Historisk Tidsskrift
Copyright © by Den danske historiske Forening.

Summary:

Frede P. Jensen

Christian III, Peder Oxe and the 1557 Meeting of the Great Council: Royal Purges and Succession

(108:2, 387-388)

The present study re-examines a classic theme in Danish historiography: the circumstances surrounding Peder Oxe’s and his brother Eskil’s fall from grace under King Christian III in 1557-58 and Peder’s flight to Germany in 1558. A number of historians have offered very divergent interpretations of the background of these events. The currently dominant interpretation places the events in the context of the struggle over control of state power in the early decades of Post-Reformation Denmark.

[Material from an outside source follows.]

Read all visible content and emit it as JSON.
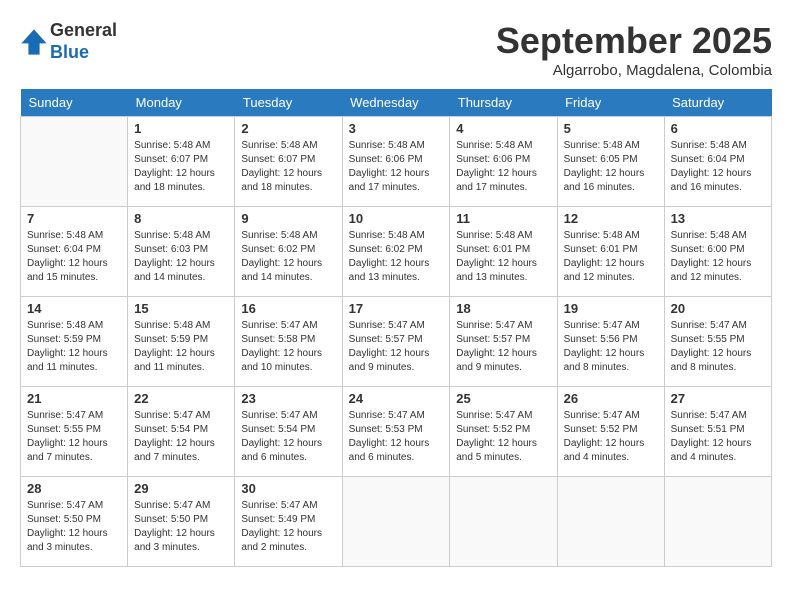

The study shows that the Oxe brothers’ fall was the work of the king himself, who in the spring of 1557 initiated the confrontation with Peder Oxe and his supporters. In April of that year Oxe and the king quarrelled over a mutual property exchange, the king claiming that Oxe had deceived him. The interpretation of the present study is that the king’s confrontation with the Oxe brothers went through several phases marked by disclosures reaching the king’s ear of Peder Oxe’s abuse of his position as fief-holder. The gravest offence was apparently that Oxe had exported grain from Denmark, even though as a member of the rigsråd (a select group of councillors representing the entire nobility) he had approved an export embargo in the wake of crop failure and scarcity that had struck Northern Europe in 1556. Oxe was also accused of conniving with a corrupt judge to influence the outcome of certain trials.

[p. 388]

In the exercise of his office as holder of a royal fief and also in his conduct towards members of the royal house Oxe had presumably defied Christian III’s policy on the important matter of the fief system as well as royal authority. Since the chronically ill king was anxiously preoccupied with the impending succession of his son, Duke Fredrick, his behaviour can be seen as an attempt, before he died, to purge the political scene of actors likely to counteract favourable conditions for the opening of his son’s reign. In this context the only reasonable assumption is that King Christian found it crucial to eliminate the threat posed by the powerful Oxe brothers.

The study takes a critical view of the conventional interpretation of events originally conceived by Astrid Friis in the 1930s. This alleges that the Oxe brothers were brought down by a conservative majority of the rigsråd that held them responsible for structural changes in the fief system to which it was opposed. The present study contends, to the contrary, that the very notion of the Oxe brothers’ playing an important part in forming fief policy is simply an unsubstantiated hypothesis. Furthermore, there is not even any demonstrable basis for the claim that there was an organized conservative group in the rigsråd opposed to Christian III’s fief policy. Astrid Friis’s claim that this conservative opposition threw the country into crisis in 1547 and 1557 is based on unconfirmed hypotheses and assumptions. Quite to the contrary, the present study documents that the meeting of the Great Council in 1557, far from harbouring a revolt on the part of the rigsråd, was characterized by cooperation between the king and the rigsråd in working out an extensive regulation of the fief system.

As opposed to Astrid Friis’s and Erik Arup’s portrayal of Christian III as a weak ruler, the present study emphasizes that the king in virtue of his formal prerogatives, such as his right to issue resolutions and to make appointments, enjoyed certain advantages over the rigsråd in forming state power; and that he used them. The king based his power on a strategic alliance with the high nobles, and in general his position was unchallenged and well consolidated. His personal influence is very notable in the 1550s, where he acted with striking authority towards his fief-holders and members of the rigsråd, threatening them with tangible sanctions, were they to fail in meeting his expectations. On the other hand, and for reasons that remain obscure, a main player such as the chancellor Johan Friis, by his long absences from court and chancellery, fades into the background.